Samuel Lampa (BILS/Dept of Pharm. Biosci. in Uppsala) on using Luigi, a framework developed by @spotify, for bioinformatics

Luigi supports both command line and Hadoop execution. Powers 1000s of jobs each day at Spotify.

Luigi has a nice visualization interface for task execution. Shows dependency graph.
Luigi is task focused. Implement requires() and output() for each task. This implicitly defines a dependency graph.

CRS4 on Galaxy

Luca Pireddu, CRS4 on Galaxy as a workflow manager. Execute and record operations on data.
Galaxy's web interface not suitable for automation, so control it using its REST API. Adapted BioBlend to this end
Created the "Hadoop-Galaxy adapter" to address incompatibilities between Hadoop and Galaxy #einframps2015

Collections of tools for galaxy to incorperate hadoop and other hadoop based tools (crs4?)


Maciej Kandula (Chair of Bioinformatics Vienna) on Snakemake
Lightweight workflow systems. make is great but lacks some features. Snakemake and Bpipe are similar in many ways.
Recommends Sean Davis' snakemake tutorial …


Sebastian Schönherr from Medical U of Innsbruck in Austria on Hadoop pipelines for NGS analysis
CloudGene executes MapReduce prgs and combines them into workflows. Runs in your browser. Integrates existing tools.

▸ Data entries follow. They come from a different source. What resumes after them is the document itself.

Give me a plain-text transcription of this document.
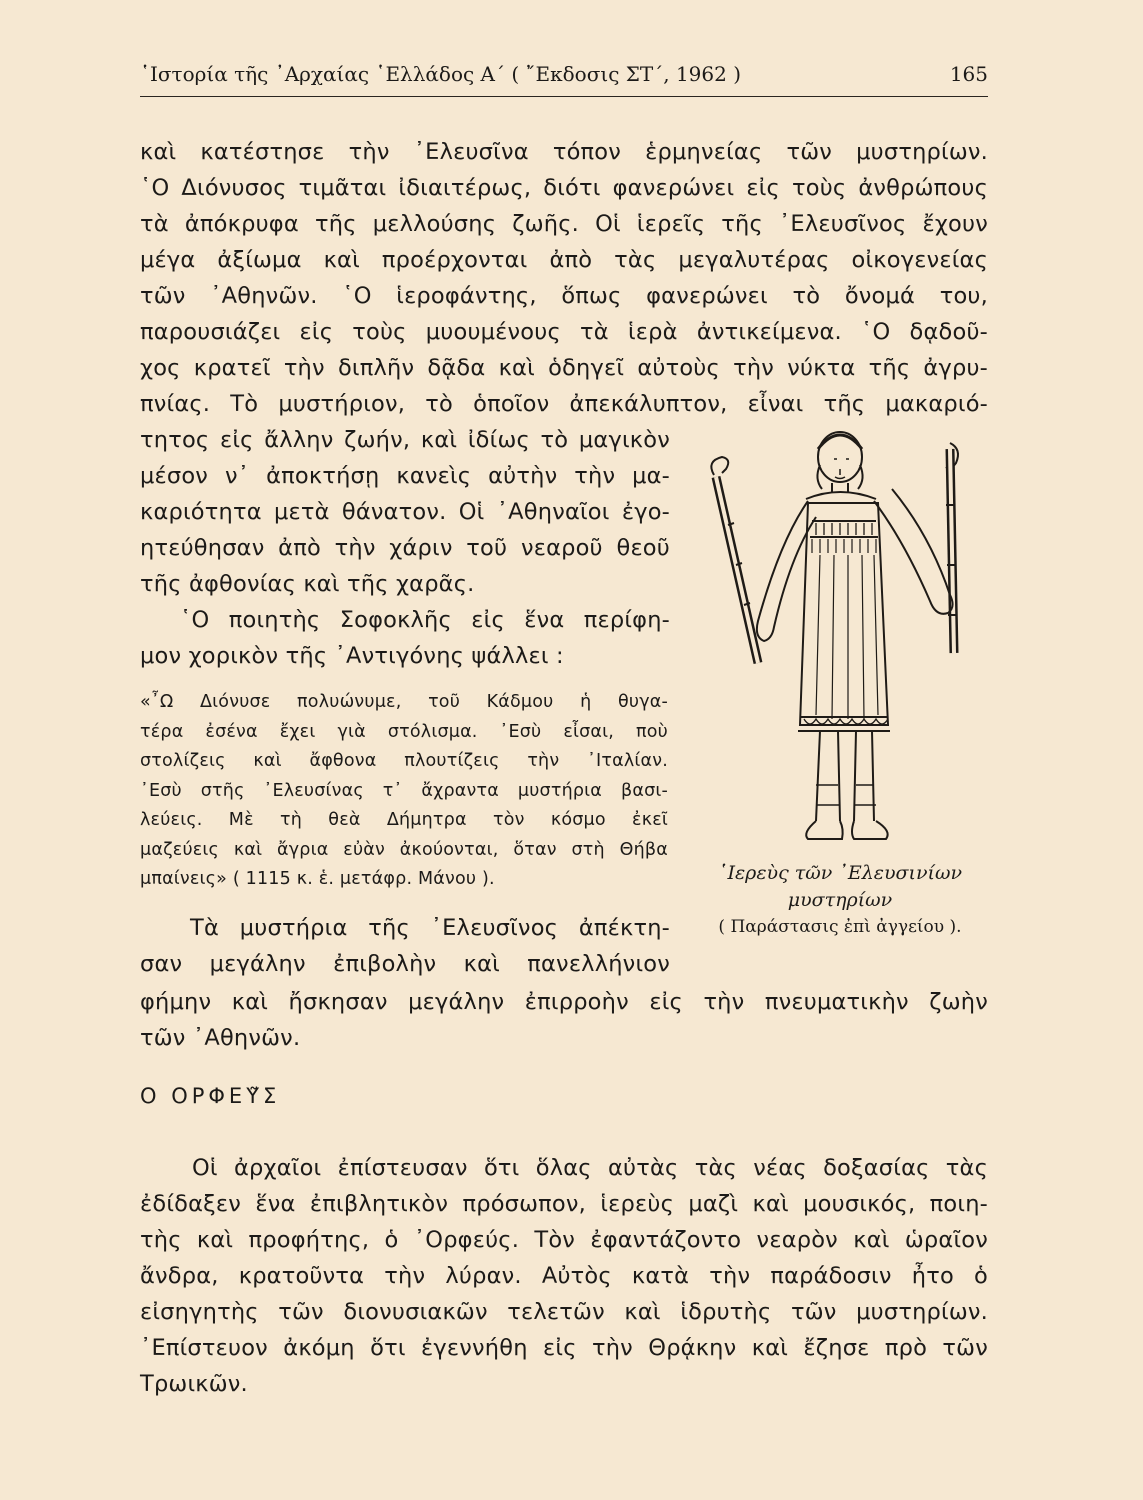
῾Ιστορία τῆς ᾿Αρχαίας ῾Ελλάδος Α΄ ( ῎Εκδοσις ΣΤ΄, 1962 )	165
καὶ κατέστησε τὴν ᾿Ελευσῖνα τόπον ἑρμηνείας τῶν μυστηρίων.
῾Ο Διόνυσος τιμᾶται ἰδιαιτέρως, διότι φανερώνει εἰς τοὺς ἀνθρώπους
τὰ ἀπόκρυφα τῆς μελλούσης ζωῆς. Οἱ ἱερεῖς τῆς ᾿Ελευσῖνος ἔχουν
μέγα ἀξίωμα καὶ προέρχονται ἀπὸ τὰς μεγαλυτέρας οἰκογενείας
τῶν ᾿Αθηνῶν. ῾Ο ἱεροφάντης, ὅπως φανερώνει τὸ ὄνομά του,
παρουσιάζει εἰς τοὺς μυουμένους τὰ ἱερὰ ἀντικείμενα. ῾Ο δᾳδοῦ-
χος κρατεῖ τὴν διπλῆν δᾷδα καὶ ὁδηγεῖ αὐτοὺς τὴν νύκτα τῆς ἀγρυ-
πνίας. Τὸ μυστήριον, τὸ ὁποῖον ἀπεκάλυπτον, εἶναι τῆς μακαριό-
τητος εἰς ἄλλην ζωήν, καὶ ἰδίως τὸ μαγικὸν
μέσον ν᾿ ἀποκτήσῃ κανεὶς αὐτὴν τὴν μα-
καριότητα μετὰ θάνατον. Οἱ ᾿Αθηναῖοι ἐγο-
ητεύθησαν ἀπὸ τὴν χάριν τοῦ νεαροῦ θεοῦ
τῆς ἀφθονίας καὶ τῆς χαρᾶς.
῾Ο ποιητὴς Σοφοκλῆς εἰς ἕνα περίφη-
μον χορικὸν τῆς ᾿Αντιγόνης ψάλλει :
«῏Ω Διόνυσε πολυώνυμε, τοῦ Κάδμου ἡ θυγα-
τέρα ἐσένα ἔχει γιὰ στόλισμα. ᾿Εσὺ εἶσαι, ποὺ
στολίζεις καὶ ἄφθονα πλουτίζεις τὴν ᾿Ιταλίαν.
᾿Εσὺ στῆς ᾿Ελευσίνας τ᾿ ἄχραντα μυστήρια βασι-
λεύεις. Μὲ τὴ θεὰ Δήμητρα τὸν κόσμο ἐκεῖ
μαζεύεις καὶ ἄγρια εὐὰν ἀκούονται, ὅταν στὴ Θήβα
μπαίνεις» ( 1115 κ. ἑ. μετάφρ. Μάνου ).
Τὰ μυστήρια τῆς ᾿Ελευσῖνος ἀπέκτη-
σαν μεγάλην ἐπιβολὴν καὶ πανελλήνιον
φήμην καὶ ἤσκησαν μεγάλην ἐπιρροὴν εἰς τὴν πνευματικὴν ζωὴν
τῶν ᾿Αθηνῶν.
῾Ιερεὺς τῶν ᾿Ελευσινίων μυστηρίων
( Παράστασις ἐπὶ ἀγγείου ).
Ο ΟΡΦΕΥ͂Σ
Οἱ ἀρχαῖοι ἐπίστευσαν ὅτι ὅλας αὐτὰς τὰς νέας δοξασίας τὰς
ἐδίδαξεν ἕνα ἐπιβλητικὸν πρόσωπον, ἱερεὺς μαζὶ καὶ μουσικός, ποιη-
τὴς καὶ προφήτης, ὁ ᾿Ορφεύς. Τὸν ἐφαντάζοντο νεαρὸν καὶ ὡραῖον
ἄνδρα, κρατοῦντα τὴν λύραν. Αὐτὸς κατὰ τὴν παράδοσιν ἦτο ὁ
εἰσηγητὴς τῶν διονυσιακῶν τελετῶν καὶ ἱδρυτὴς τῶν μυστηρίων.
᾿Επίστευον ἀκόμη ὅτι ἐγεννήθη εἰς τὴν Θρᾴκην καὶ ἔζησε πρὸ τῶν
Τρωικῶν.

Built around the idea that Linux is the lingua franca of data science.

Stream oriented

Nextflow extends the Unix pipes model with a fluent DSL, allowing you to handle complex stream interactions easily.
It promotes a programming approach, based on functional composition, that results in resilient and easily reproducible pipelines.

Fast prototyping

Nextflow allows you to write a computational pipeline by making it simpler to put together many different tasks.
You may reuse your existing scripts and tools and you don't need to learn a new language or API to start using it.

Unified parallelism

Nextflow is based on the dataflow programming model which greatly simplifies writing complex distributed pipelines.
Parallelisation is implicitly defined by the processes input and output declarations. The resulting applications are inherently parallel and can scale-up or scale-out, transparently, without having to adapt to a specific platform architecture.


Nextflow provides an abstraction layer between your pipeline's logic and the execution layer, so that it can be executed on multiple platforms without it changing.
It provides out of the box executors for SGE, LSF, SLURM and PBS/Torque batch schedulers and for the DNAnexus cloud platform.

Continuous checkpoints

All the intermediate results produced during the pipeline execution are automatically tracked. This allows you to resume its execution, from the last successfully executed step, no matter what the reason was for it stopping.


Nextflow supports Docker container technology. This, with the ability to run on multiple platforms, allows you to write self-contained and truly reproducible pipelines.